Booz Allen Hamilton, Washington, DC, USA.
Departments of Biomedical Informatics, Biostatistics, and Medicine, Vanderbilt University Medical Center, Nashville, Tennessee, USA.
J Am Med Inform Assoc. 2021 Jul 14;28(7):1582-1590. doi: 10.1093/jamia/ocab065.
Artificial intelligence (AI) is critical to harnessing value from exponentially growing health and healthcare data. Expectations are high for AI solutions to effectively address current health challenges. However, there have been prior periods of enthusiasm for AI followed by periods of disillusionment, reduced investments, and progress, known as "AI Winters." We are now at risk of another AI Winter in health/healthcare due to increasing publicity of AI solutions that are not representing touted breakthroughs, and thereby decreasing trust of users in AI. In this article, we first highlight recently published literature on AI risks and mitigation strategies that would be relevant for groups considering designing, implementing, and promoting self-governance. We then describe a process for how a diverse group of stakeholders could develop and define standards for promoting trust, as well as AI risk-mitigating practices through greater industry self-governance. We also describe how adherence to such standards could be verified, specifically through certification/accreditation. Self-governance could be encouraged by governments to complement existing regulatory schema or legislative efforts to mitigate AI risks. Greater adoption of industry self-governance could fill a critical gap to construct a more comprehensive approach to the governance of AI solutions than US legislation/regulations currently encompass. In this more comprehensive approach, AI developers, AI users, and government/legislators all have critical roles to play to advance practices that maintain trust in AI and prevent another AI Winter.

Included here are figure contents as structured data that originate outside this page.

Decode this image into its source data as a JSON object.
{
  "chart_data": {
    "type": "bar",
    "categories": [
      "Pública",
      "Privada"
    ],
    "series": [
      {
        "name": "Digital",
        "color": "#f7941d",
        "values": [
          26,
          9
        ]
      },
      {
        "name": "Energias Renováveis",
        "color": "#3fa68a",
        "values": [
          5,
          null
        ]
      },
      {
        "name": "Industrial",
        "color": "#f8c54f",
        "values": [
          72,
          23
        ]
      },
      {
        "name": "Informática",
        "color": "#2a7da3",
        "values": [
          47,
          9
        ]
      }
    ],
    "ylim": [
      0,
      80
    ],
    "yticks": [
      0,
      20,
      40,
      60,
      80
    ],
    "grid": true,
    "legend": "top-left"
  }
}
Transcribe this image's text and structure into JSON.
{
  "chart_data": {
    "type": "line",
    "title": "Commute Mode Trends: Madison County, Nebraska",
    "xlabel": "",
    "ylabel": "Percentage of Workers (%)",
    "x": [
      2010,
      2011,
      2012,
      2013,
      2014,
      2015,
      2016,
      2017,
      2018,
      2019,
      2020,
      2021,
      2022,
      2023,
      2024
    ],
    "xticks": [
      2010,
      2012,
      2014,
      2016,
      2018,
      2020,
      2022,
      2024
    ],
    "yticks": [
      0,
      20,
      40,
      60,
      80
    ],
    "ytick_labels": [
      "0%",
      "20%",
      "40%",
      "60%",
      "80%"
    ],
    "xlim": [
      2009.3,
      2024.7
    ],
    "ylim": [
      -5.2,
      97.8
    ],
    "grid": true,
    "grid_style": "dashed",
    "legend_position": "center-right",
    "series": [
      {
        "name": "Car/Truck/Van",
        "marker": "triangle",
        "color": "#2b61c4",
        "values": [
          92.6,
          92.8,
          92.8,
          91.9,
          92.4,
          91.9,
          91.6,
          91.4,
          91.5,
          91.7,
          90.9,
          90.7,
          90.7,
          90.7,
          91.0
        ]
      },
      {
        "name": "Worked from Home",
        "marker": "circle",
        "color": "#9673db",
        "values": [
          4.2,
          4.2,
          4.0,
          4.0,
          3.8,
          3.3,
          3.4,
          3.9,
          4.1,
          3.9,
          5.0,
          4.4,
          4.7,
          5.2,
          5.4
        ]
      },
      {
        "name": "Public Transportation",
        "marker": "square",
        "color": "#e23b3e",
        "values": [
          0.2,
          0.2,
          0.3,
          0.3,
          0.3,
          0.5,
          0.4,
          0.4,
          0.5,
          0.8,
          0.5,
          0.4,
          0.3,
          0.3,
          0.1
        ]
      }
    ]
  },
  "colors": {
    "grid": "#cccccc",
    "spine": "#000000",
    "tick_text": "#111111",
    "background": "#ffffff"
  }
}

人工智能(AI)对于从呈指数级增长的健康和医疗保健数据中挖掘价值至关重要。人们对 AI 解决方案能够有效应对当前健康挑战抱有很高的期望。然而,此前曾有过对 AI 的热情高涨时期,随后是失望时期、投资减少和进展缓慢的时期,被称为“AI 寒冬”。由于越来越多的 AI 解决方案宣传的并非其所吹捧的突破,从而降低了用户对 AI 的信任,我们现在面临着健康/医疗保健领域的另一场 AI 寒冬。在本文中,我们首先强调了最近发表的关于 AI 风险和缓解策略的文献,这些文献对于考虑设计、实施和推广自治的团体将是相关的。然后,我们描述了一个过程,说明如何通过更多的行业自治来制定和定义促进信任以及 AI 风险缓解实践的标准,该过程由不同利益相关者群体共同参与。我们还描述了如何通过认证/认可来验证对这些标准的遵守情况。政府可以鼓励自治,以补充现有的监管框架或立法工作,从而减轻 AI 风险。更广泛地采用行业自治可以填补一个关键的空白,构建一个比美国立法/法规目前涵盖的更全面的 AI 解决方案治理方法。在这种更全面的方法中,AI 开发人员、AI 用户和政府/立法者都需要发挥关键作用,以推进维护对 AI 信任并防止另一场 AI 寒冬的实践。